Das sind geradezu atemberaubende Perspektiven! Wie mag Neumeier an diesem Abend zumute sein? Wie den Tänzern, auf dieser Bühne, wo sie zum Teil Persönlichkeiten verkörpern, deren Weltruhm von hier seinen Ausgang nahm? Ist es auch der Höhepunkt meines Lebens als Wegbegleiter des Balletts seit einem halben Jahrhundert – und ja auch als kritischer Beobachter John Neumeiers seit seinem Europadebüt unter John Cranko in Stuttgart? Ich weiß es nicht, was das Leben sonst noch für mich bereithält, kann mir aber nicht gut vorstellen, dass es noch weitere Abende gibt, die für mich so schwer von Geschichte sind. Noverre und Taglioni und auch noch John Cranko in Stuttgart – gut und schön! Doch an diesem Abend hat sich das deutsche Ballett seine welthistorische Approbation ertanzt. Und es erfüllt mich mit einem ungeheuren Glücksgefühl, dabei gewesen zu sein!
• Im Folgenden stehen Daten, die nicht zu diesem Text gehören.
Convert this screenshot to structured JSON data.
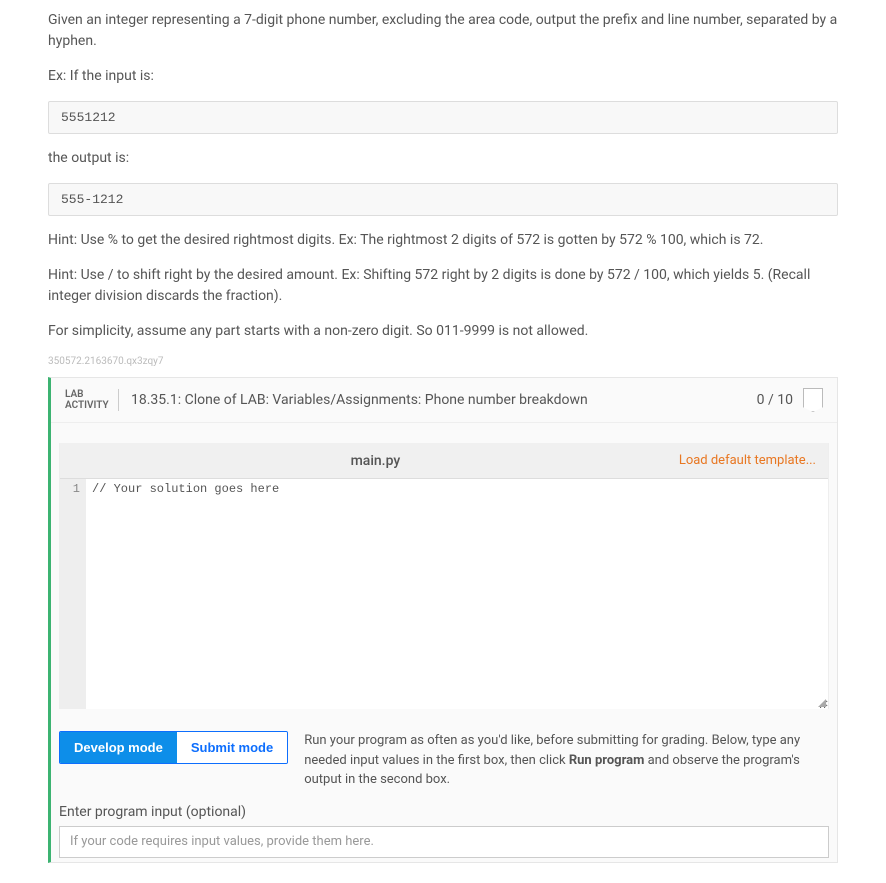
{
  "problem": {
    "intro": "Given an integer representing a 7-digit phone number, excluding the area code, output the prefix and line number, separated by a hyphen.",
    "ex_label": "Ex: If the input is:",
    "input_sample": "5551212",
    "output_label": "the output is:",
    "output_sample": "555-1212",
    "hint1": "Hint: Use % to get the desired rightmost digits. Ex: The rightmost 2 digits of 572 is gotten by 572 % 100, which is 72.",
    "hint2": "Hint: Use / to shift right by the desired amount. Ex: Shifting 572 right by 2 digits is done by 572 / 100, which yields 5. (Recall integer division discards the fraction).",
    "simplicity": "For simplicity, assume any part starts with a non-zero digit. So 011-9999 is not allowed.",
    "small_id": "350572.2163670.qx3zqy7"
  },
  "lab": {
    "badge_line1": "LAB",
    "badge_line2": "ACTIVITY",
    "title": "18.35.1: Clone of LAB: Variables/Assignments: Phone number breakdown",
    "score": "0 / 10"
  },
  "editor": {
    "filename": "main.py",
    "load_template": "Load default template...",
    "line_number": "1",
    "starter_code": "// Your solution goes here"
  },
  "modes": {
    "develop": "Develop mode",
    "submit": "Submit mode",
    "instructions_pre": "Run your program as often as you'd like, before submitting for grading. Below, type any needed input values in the first box, then click ",
    "instructions_bold": "Run program",
    "instructions_post": " and observe the program's output in the second box."
  },
  "input": {
    "label": "Enter program input (optional)",
    "placeholder": "If your code requires input values, provide them here."
  }
}
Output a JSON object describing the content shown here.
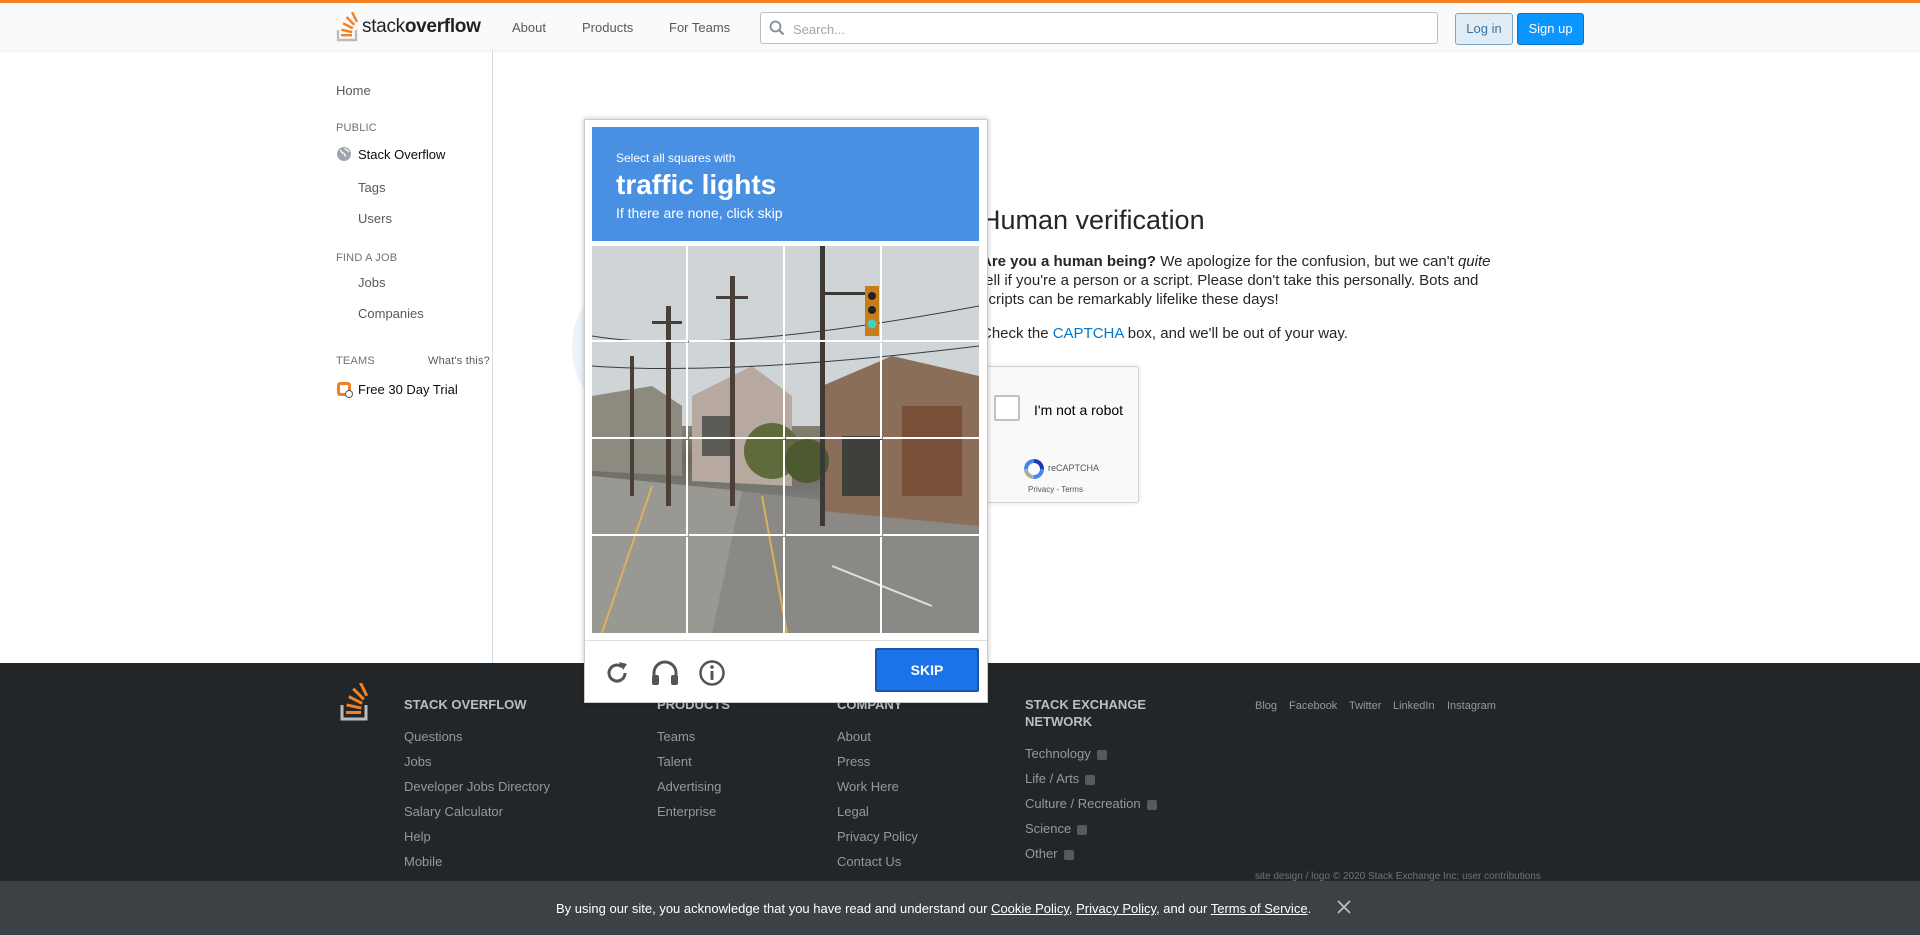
{
  "topbar": {
    "logo": {
      "text_light": "stack",
      "text_bold": "overflow"
    },
    "nav": [
      "About",
      "Products",
      "For Teams"
    ],
    "search": {
      "placeholder": "Search...",
      "value": ""
    },
    "login_label": "Log in",
    "signup_label": "Sign up",
    "accent_color": "#f48024"
  },
  "sidebar": {
    "home": "Home",
    "public_heading": "PUBLIC",
    "stack_overflow": "Stack Overflow",
    "tags": "Tags",
    "users": "Users",
    "find_job_heading": "FIND A JOB",
    "jobs": "Jobs",
    "companies": "Companies",
    "teams_heading": "TEAMS",
    "whats_this": "What's this?",
    "free_trial": "Free 30 Day Trial"
  },
  "main": {
    "title": "Human verification",
    "p1_bold": "Are you a human being?",
    "p1_a": " We apologize for the confusion, but we can't ",
    "p1_em": "quite",
    "p1_b": " tell if you're a person or a script. Please don't take this personally. Bots and scripts can be remarkably lifelike these days!",
    "p2_a": "Check the ",
    "p2_link": "CAPTCHA",
    "p2_b": " box, and we'll be out of your way.",
    "recaptcha": {
      "label": "I'm not a robot",
      "brand": "reCAPTCHA",
      "links": "Privacy - Terms",
      "checked": false
    }
  },
  "challenge": {
    "instruction_small": "Select all squares with",
    "instruction_big": "traffic lights",
    "instruction_note": "If there are none, click skip",
    "grid_rows": 4,
    "grid_cols": 4,
    "skip_label": "SKIP",
    "icons": [
      "reload-icon",
      "audio-icon",
      "info-icon"
    ],
    "header_color": "#4a90e2"
  },
  "footer": {
    "col1": {
      "heading": "STACK OVERFLOW",
      "links": [
        "Questions",
        "Jobs",
        "Developer Jobs Directory",
        "Salary Calculator",
        "Help",
        "Mobile"
      ]
    },
    "col2": {
      "heading": "PRODUCTS",
      "links": [
        "Teams",
        "Talent",
        "Advertising",
        "Enterprise"
      ]
    },
    "col3": {
      "heading": "COMPANY",
      "links": [
        "About",
        "Press",
        "Work Here",
        "Legal",
        "Privacy Policy",
        "Contact Us"
      ]
    },
    "col4": {
      "heading_line1": "STACK EXCHANGE",
      "heading_line2": "NETWORK",
      "links": [
        "Technology",
        "Life / Arts",
        "Culture / Recreation",
        "Science",
        "Other"
      ]
    },
    "social": [
      "Blog",
      "Facebook",
      "Twitter",
      "LinkedIn",
      "Instagram"
    ],
    "copyright": "site design / logo © 2020 Stack Exchange Inc; user contributions"
  },
  "cookie": {
    "text_a": "By using our site, you acknowledge that you have read and understand our ",
    "cookie_policy": "Cookie Policy",
    "sep1": ", ",
    "privacy_policy": "Privacy Policy",
    "sep2": ", and our ",
    "terms": "Terms of Service",
    "end": "."
  }
}
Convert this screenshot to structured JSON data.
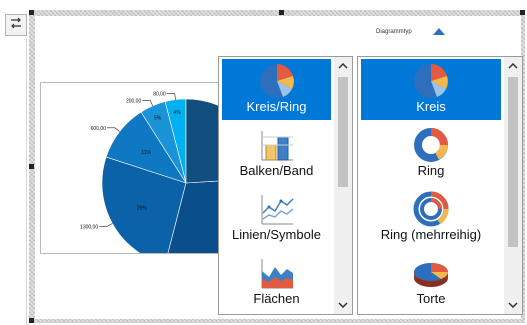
{
  "toolbar": {
    "swap_icon": "swap-arrows-icon"
  },
  "header": {
    "diagramm_typ_label": "Diagrammtyp",
    "toggle_icon": "triangle-up-icon"
  },
  "chart_data": {
    "type": "pie",
    "labels": [
      "80,00",
      "200,00",
      "600,00",
      "1300,00"
    ],
    "percent_labels": [
      "4%",
      "5%",
      "11%",
      "26%"
    ],
    "values": [
      80,
      200,
      600,
      1300
    ],
    "colors": [
      "#00b0f0",
      "#1a94d8",
      "#0f78c2",
      "#0c62a8",
      "#0a4f8c",
      "#104f80"
    ]
  },
  "category_list": {
    "items": [
      {
        "label": "Kreis/Ring",
        "icon": "pie-ring-chart-icon",
        "selected": true
      },
      {
        "label": "Balken/Band",
        "icon": "bar-chart-icon",
        "selected": false
      },
      {
        "label": "Linien/Symbole",
        "icon": "line-chart-icon",
        "selected": false
      },
      {
        "label": "Flächen",
        "icon": "area-chart-icon",
        "selected": false
      }
    ]
  },
  "subtype_list": {
    "items": [
      {
        "label": "Kreis",
        "icon": "pie-chart-icon",
        "selected": true
      },
      {
        "label": "Ring",
        "icon": "ring-chart-icon",
        "selected": false
      },
      {
        "label": "Ring (mehrreihig)",
        "icon": "multi-ring-chart-icon",
        "selected": false
      },
      {
        "label": "Torte",
        "icon": "3d-pie-chart-icon",
        "selected": false
      }
    ]
  },
  "colors": {
    "selection": "#0078d7",
    "accent": "#2f6fbf"
  }
}
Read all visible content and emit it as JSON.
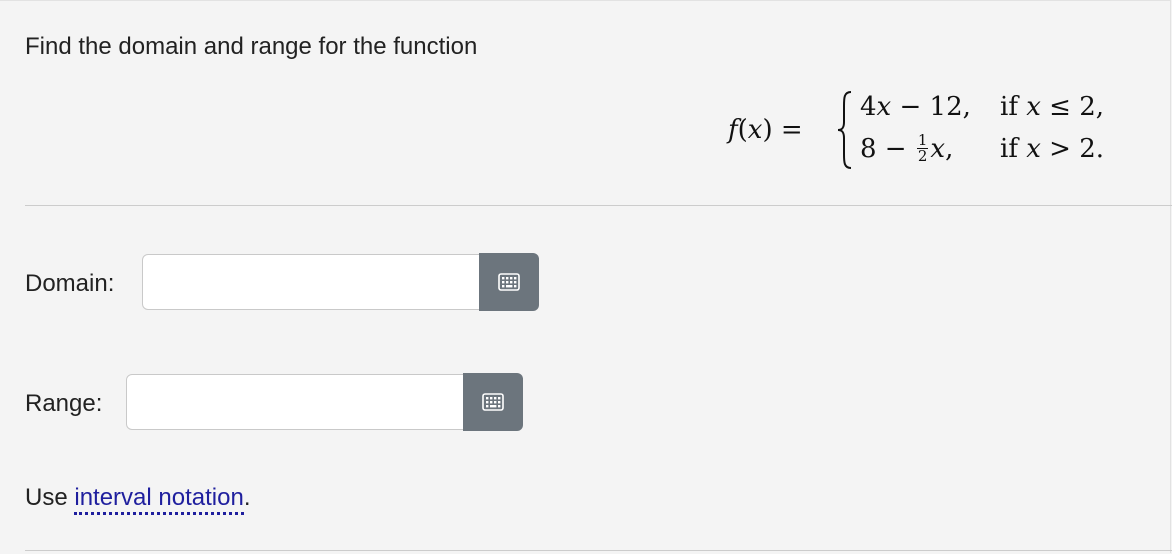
{
  "question": {
    "prompt": "Find the domain and range for the function"
  },
  "formula": {
    "lhs_func": "f",
    "lhs_open": "(",
    "lhs_var": "x",
    "lhs_close": ") =",
    "case1_expr_a": "4",
    "case1_expr_var": "x",
    "case1_expr_b": " − 12,",
    "case1_cond_if": "if ",
    "case1_cond_var": "x",
    "case1_cond_rest": " ≤ 2,",
    "case2_expr_a": "8 − ",
    "case2_frac_num": "1",
    "case2_frac_den": "2",
    "case2_expr_var": "x",
    "case2_expr_b": ",",
    "case2_cond_if": "if ",
    "case2_cond_var": "x",
    "case2_cond_rest": " > 2."
  },
  "domain": {
    "label": "Domain:",
    "value": ""
  },
  "range": {
    "label": "Range:",
    "value": ""
  },
  "footer": {
    "prefix": "Use ",
    "link": "interval notation",
    "suffix": "."
  },
  "icons": {
    "keyboard": "keyboard-icon"
  },
  "colors": {
    "background": "#f4f4f4",
    "button": "#6c757d",
    "link": "#1f1f9e"
  }
}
Sie haben sich an diesem Abend aber auch die Seele aus dem Leib getanzt, diese wunderbaren Hamburger! Beflügelt offenbar von den musikalischen Impulsen, die sie vom legendären Mariinsky-Theater-Orchester unter der Leitung von Vello Pehn beflügelten. Ausnahmslos, sie alle! Und ganz besonders natürlich Anna Polikarpova als Romula – Solistin an diesem Haus in den späten achtziger Jahren, von dem sie aufbrach, dem Hamburger Ballett jene Prise Petipa-Waganowa beizumischen, dank deren Hamburg heute seine legitime St. Petersburg-Nachfolge reklamiert. Aber dann müsste man sie eigentlich alle nennen, Jiří Bubeníček in der Titelrolle, seinen Bruder Otto (der als Goldener „Scheherazade“-Sklave das erste Bravo und den ersten Zwischenbeifall provozierte), Yukichi Hattori als Stanislav, der schicksalsgezeichnete Bruder von Waslaw, Heather Jurgensen als Karsawina, Alexandre Riabko in „Spectre de la rose“, Guido Warsany als junger Rivale in „Jeux“, Lloyd Riggins als Petruschka, Ivan Urban als Diaghilew und ... und ... und ... Und natürlich dieses ganze wunderbare Corps als Society People, Soldaten, Ballets-Russes-Mitglieder. Ihnen allen galt am Ende der einmütige Beifall des ausverkauften Hauses – und man weiß ja, wie anspruchsvoll die Russen sind, wenn es um ihre eigenste Kunst, das Ballett und noch dazu um das russische Ballett geht! Man wird sich dieses Datum merken müssen: St. Petersburg, den 8. Juli 2003 – ein Red-Letter-Day der deutschen Ballettgeschichte!